Mit dieser Neuaufstellung will das MKG dem verbreiteten Vorurteil entgegenwirken, der Islam sei eine in sich geschlossene Welt, die durch ein einheitliches Erscheinungsbild gekennzeichnet ist. Mit ausgewählten Sammlungsobjekten erzählt das MKG von der Vielfalt ihrer Gebrauchsweisen und ihrer Bedeutungen in alltäglichen, rituellen und künstlerischen Zusammenhängen. Ziel der Neupräsentation der Sammlung Islamische Kunst ist es, mit diesen Erzählsträngen und Zugängen eine komplexe Zivilisation nachzuzeichnen, die über Epochen und Grenzen hinweg immer in Bewegung und im Austausch war und die das Abendland mitgeprägt hat. Die kulturelle Vielfalt islamisch geprägter Kulturen zeigt sich bis heute in der unterschiedlichen Einstellung zur Figurendarstellung oder zur religiösen Praxis. Auch im Bereich des Glaubens existieren verschiedene Interpretationen und Wege.

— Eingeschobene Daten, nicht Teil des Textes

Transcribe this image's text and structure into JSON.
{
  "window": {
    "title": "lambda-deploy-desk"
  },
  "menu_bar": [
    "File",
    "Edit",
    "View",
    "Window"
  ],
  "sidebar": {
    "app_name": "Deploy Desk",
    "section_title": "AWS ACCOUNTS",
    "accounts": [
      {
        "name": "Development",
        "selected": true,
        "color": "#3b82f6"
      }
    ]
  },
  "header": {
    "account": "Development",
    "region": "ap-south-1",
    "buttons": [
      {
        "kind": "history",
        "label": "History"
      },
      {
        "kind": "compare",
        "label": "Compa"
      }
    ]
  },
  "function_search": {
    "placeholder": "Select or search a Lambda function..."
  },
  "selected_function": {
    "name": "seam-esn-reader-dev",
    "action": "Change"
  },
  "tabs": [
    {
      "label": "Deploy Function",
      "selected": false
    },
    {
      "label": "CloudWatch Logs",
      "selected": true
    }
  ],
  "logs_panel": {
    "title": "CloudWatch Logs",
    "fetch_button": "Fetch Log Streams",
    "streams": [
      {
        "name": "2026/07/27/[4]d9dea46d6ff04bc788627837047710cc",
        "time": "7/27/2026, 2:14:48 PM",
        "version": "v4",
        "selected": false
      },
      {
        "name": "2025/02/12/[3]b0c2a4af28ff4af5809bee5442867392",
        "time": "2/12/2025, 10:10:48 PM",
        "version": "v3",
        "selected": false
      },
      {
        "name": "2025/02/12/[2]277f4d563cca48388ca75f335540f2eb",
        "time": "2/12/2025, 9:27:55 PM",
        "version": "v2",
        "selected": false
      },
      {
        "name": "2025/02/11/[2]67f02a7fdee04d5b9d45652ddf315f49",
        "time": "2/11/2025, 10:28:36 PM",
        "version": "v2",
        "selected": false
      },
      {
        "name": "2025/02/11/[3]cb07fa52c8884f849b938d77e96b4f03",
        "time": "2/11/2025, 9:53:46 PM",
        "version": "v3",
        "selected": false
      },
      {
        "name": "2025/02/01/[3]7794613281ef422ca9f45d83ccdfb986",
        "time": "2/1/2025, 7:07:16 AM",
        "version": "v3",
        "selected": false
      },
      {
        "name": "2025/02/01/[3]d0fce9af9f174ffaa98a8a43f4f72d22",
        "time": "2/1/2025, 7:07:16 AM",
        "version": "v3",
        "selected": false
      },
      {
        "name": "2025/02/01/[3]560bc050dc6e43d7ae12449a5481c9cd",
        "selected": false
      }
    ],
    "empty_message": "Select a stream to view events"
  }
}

Was heißt Islamische Kunst?: Die Bezeichnung Islamische Kunst meint die Kunst islamisch geprägter Länder – von Spanien bis Indien und von Nordafrika bis Zentralasien – mit ganz unterschiedlichen Traditionen. Sie ist außerdem geprägt durch vielfältigen Kulturaustausch. In der Frühzeit wird das byzantinische, spätantike und sasanidische Erbe verarbeitet. In der Folgezeit führen Handel, politische Kontakte und die Eroberungen zu Impulsen und kulturellen Verflechtungen. Die freiwilligen oder erzwungenen Wanderungen der Künstler bewirken eine schnelle Verbreitung kunsthandwerklicher Techniken und Stile über die gesamte islamische Welt. Die islamisch geprägte Kultur ist vor allem eine Objektkultur, die Künstler konzentrieren sich aus religiösen Gründen auf die Schaffung von Gegenständen und nicht auf die Gestaltung bildnerischer Werke. Entgegen der verbreiteten Annahme stammt der größere Teil der Objekte aus weltlichem Zusammenhang, abgesehen vom Koran gibt es keine rituellen Objekte für die Glaubenspraxis. Auftraggeber sind die weltlichen Herrscher und Fürsten. Die Nutzung der Objekte ist oft nicht festgelegt. So kann ein Teppich zum Gebet dienen, aber auch für den Wohnbedarf. Eine den gesamten Kulturraum einende Bedeutung nimmt die Schrift ein. Mit arabischen Buchstaben werden viele Sprachen der islamischen Welt geschrieben. Die Schrift ist zusammen mit dem Ornament ein allgegenwärtige visueller Code der islamisch geprägten Kulturen.
Erbe und Wandel: Bereits über Jahrtausende vollziehen sich in Vorderasien entscheidende Entwicklungen. Die Menschen bauen die ersten Städte und erfinden die Schrift. In dieser Region nimmt die Ausbreitung des Islam ihren Anfang. Seit 630 n. Chr. kommt es zur Konfrontation arabischer Stämme mit dem oströmischen Reich und dem der orientalischen Sasaniden. Der Sieg über diese Dynastie 651 markiert das Ende der Antike im Orient. Syrien, Palästina und das Zweistromland befinden sich unter arabischer Kontrolle. Die neuen Machthaber bringen ihren Glauben – den Islam – mit, achten und übernehmen aber auch die vielfältigen Traditionen der Bezwungenen. Man bedient sich eines Verwaltungssystems nach oströmischem Vorbild, selbst die griechische Sprache bleibt noch Jahrzehnte in Gebrauch. Christen, Juden und die Zoroastrier in Persien dürfen ihren Glauben weiter ausüben. Das orientalische Erbe und der Wandel sind dokumentiert in der Verwendung der Schrift, in Produktion und Gebrauch von Luxusgütern und in der Abwendung von der vielgestaltigen Götterwelt des Orients. Die Ausstellung zeigt Beispiele spätantiker und arabischer Schrift aus der frühislamischen Zeit. Die große Bedeutung der Schrift äußert sich auch im Koran, auf Keramiken und in Gedichtbüchern.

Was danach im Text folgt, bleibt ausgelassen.